Comparison of the effects of intravenous methylprednisolone pulse versus oral prednisolone therapies on the first attack of minimal-change nephrotic syndrome in adults

Aim: Minimal-change nephrotic syndrome (MCNS) is characterized by a good response to corticosteroid, but a high incidence of relapse. We compared the effect of intravenous methylprednisolone pulse plus oral prednisolone therapy (pulse group) with that of conventional oral prednisolone alone therapy (oral group) on the responsiveness and relapse in the first attack of adult-onset MCNS patients. Methods: Eighty-one adult patients with biopsy-proven MCNS, who were previously untreated and admitted to our hospital with their first attack of nephrotic syndrome, were analyzed retrospectively. They were arbitrarily assigned to either pulse group (n = 29, 1000 mg of methylprednisolone intravenously for 3 days, and then oral prednisolone 30 to 40 mg daily for 4 to 8 weeks) or oral group (n = 52, oral prednisolone 1 mg/ kg daily for 4 to 8 weeks). We compared the time to response and relapse between the two groups. Results: Time to steroid response was significantly shorter in the pulse group compared with the oral group (15.2 1 10.2 vs 26.7 1 17.6 days, P = 0.03).
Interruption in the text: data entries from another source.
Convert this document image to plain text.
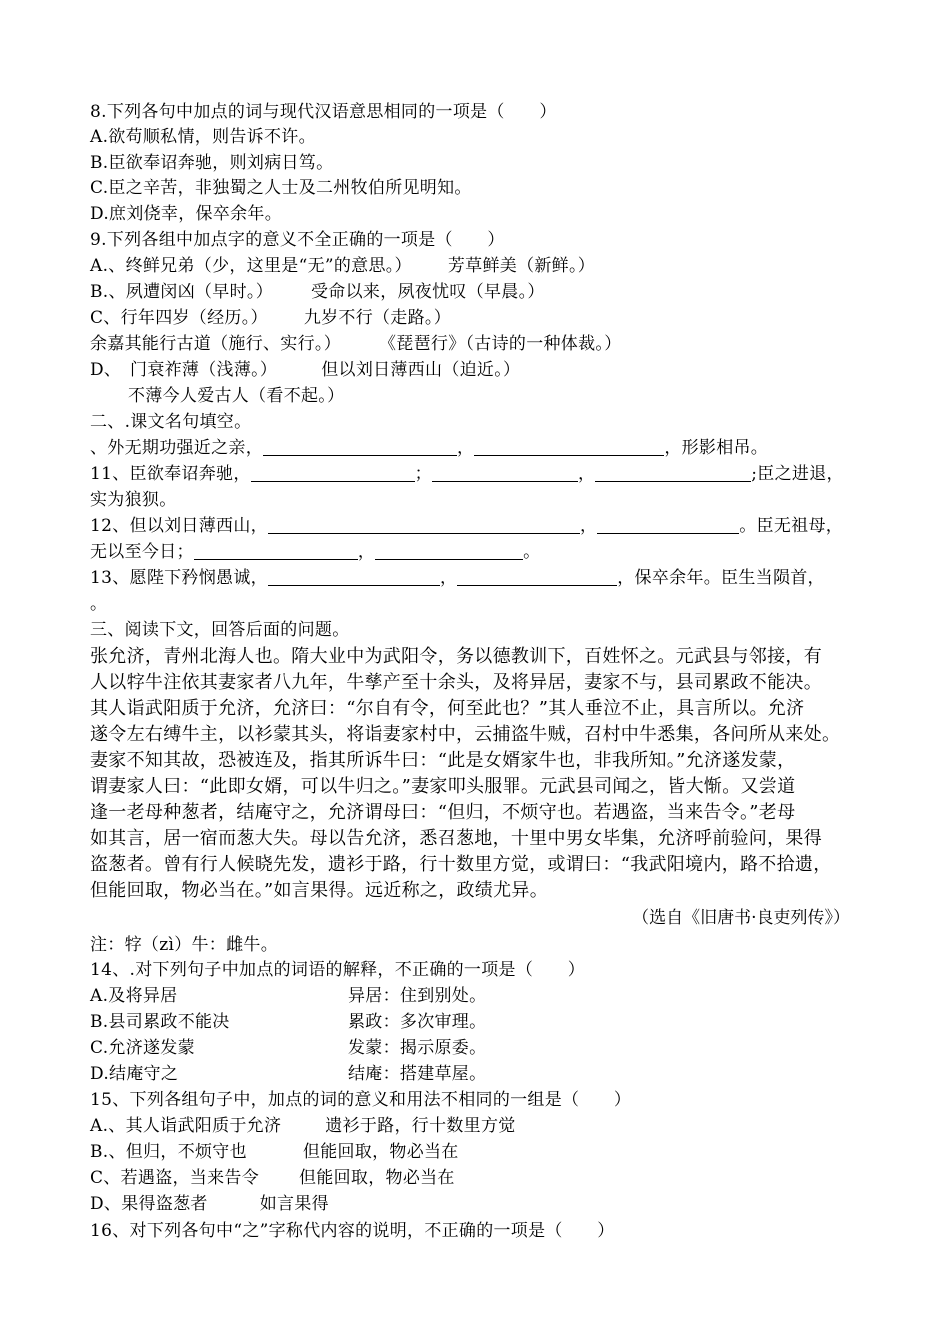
8.下列各句中加点的词与现代汉语意思相同的一项是（　　）
A.欲苟顺私情，则告诉不许。
B.臣欲奉诏奔驰，则刘病日笃。
C.臣之辛苦，非独蜀之人士及二州牧伯所见明知。
D.庶刘侥幸，保卒余年。
9.下列各组中加点字的意义不全正确的一项是（　　）
A.、终鲜兄弟（少，这里是“无”的意思。） 芳草鲜美（新鲜。）
B.、夙遭闵凶（早时。） 受命以来，夙夜忧叹（早晨。）
C、行年四岁（经历。） 九岁不行（走路。）
余嘉其能行古道（施行、实行。） 《琵琶行》（古诗的一种体裁。）
D、　门衰祚薄（浅薄。）	但以刘日薄西山（迫近。）
不薄今人爱古人（看不起。）
二、.课文名句填空。
、外无期功强近之亲，	，	，形影相吊。
11、臣欲奉诏奔驰，	；	，	;臣之进退，
实为狼狈。
12、但以刘日薄西山，	，	。臣无祖母，
无以至今日；	，	。
13、愿陛下矜悯愚诚，	，	，保卒余年。臣生当陨首，
。
三、阅读下文，回答后面的问题。
张允济，青州北海人也。隋大业中为武阳令，务以德教训下，百姓怀之。元武县与邻接，有
人以牸牛注依其妻家者八九年，牛孳产至十余头，及将异居，妻家不与，县司累政不能决。
其人诣武阳质于允济，允济曰：“尔自有令，何至此也？”其人垂泣不止，具言所以。允济
遂令左右缚牛主，以衫蒙其头，将诣妻家村中，云捕盗牛贼，召村中牛悉集，各问所从来处。
妻家不知其故，恐被连及，指其所诉牛曰：“此是女婿家牛也，非我所知。”允济遂发蒙，
谓妻家人曰：“此即女婿，可以牛归之。”妻家叩头服罪。元武县司闻之，皆大惭。又尝道
逢一老母种葱者，结庵守之，允济谓母曰：“但归，不烦守也。若遇盗，当来告令。”老母
如其言，居一宿而葱大失。母以告允济，悉召葱地，十里中男女毕集，允济呼前验问，果得
盗葱者。曾有行人候晓先发，遗衫于路，行十数里方觉，或谓曰：“我武阳境内，路不拾遗，
但能回取，物必当在。”如言果得。远近称之，政绩尤异。
（选自《旧唐书·良吏列传》）
注：牸（zì）牛：雌牛。
14、.对下列句子中加点的词语的解释，不正确的一项是（　　）
A.及将异居	异居：住到别处。
B.县司累政不能决	累政：多次审理。
C.允济遂发蒙	发蒙：揭示原委。
D.结庵守之	结庵：搭建草屋。
15、下列各组句子中，加点的词的意义和用法不相同的一组是（　　）
A.、其人诣武阳质于允济	遗衫于路，行十数里方觉
B.、但归，不烦守也	但能回取，物必当在
C、若遇盗，当来告令 但能回取，物必当在
D、果得盗葱者	如言果得
16、对下列各句中“之”字称代内容的说明，不正确的一项是（　　）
In 74 patients who reached remission within 12 weeks (pulse vs oral groups; 86.2% vs 96.2%, ns), the time to relapse was not different between two groups but the relapse rate was significantly higher in the pulse group (pulse vs oral groups; 60% vs 35%, P = 0.038). Kaplan-Meier analyses revealed that both complete remission rates within 4 weeks of the initial steroid therapy and relapse rate within 12 months after attaining remission were significantly higher in the pulse group than the oral group. In the Cox regression model, intravenous methylprednisolone pulse therapy had a significant effect on relapse (hazard ratio, 2.39 (95% confidence interval 1.11-5.15), P = 0.026). Conclusion: Intravenous methylprednisolone pulse followed by oral prednisolone therapy shows an earlier responsiveness but a much more frequent relapse compared with conventional oral prednisolone alone therapy for the first attack of adult-onset MCNS.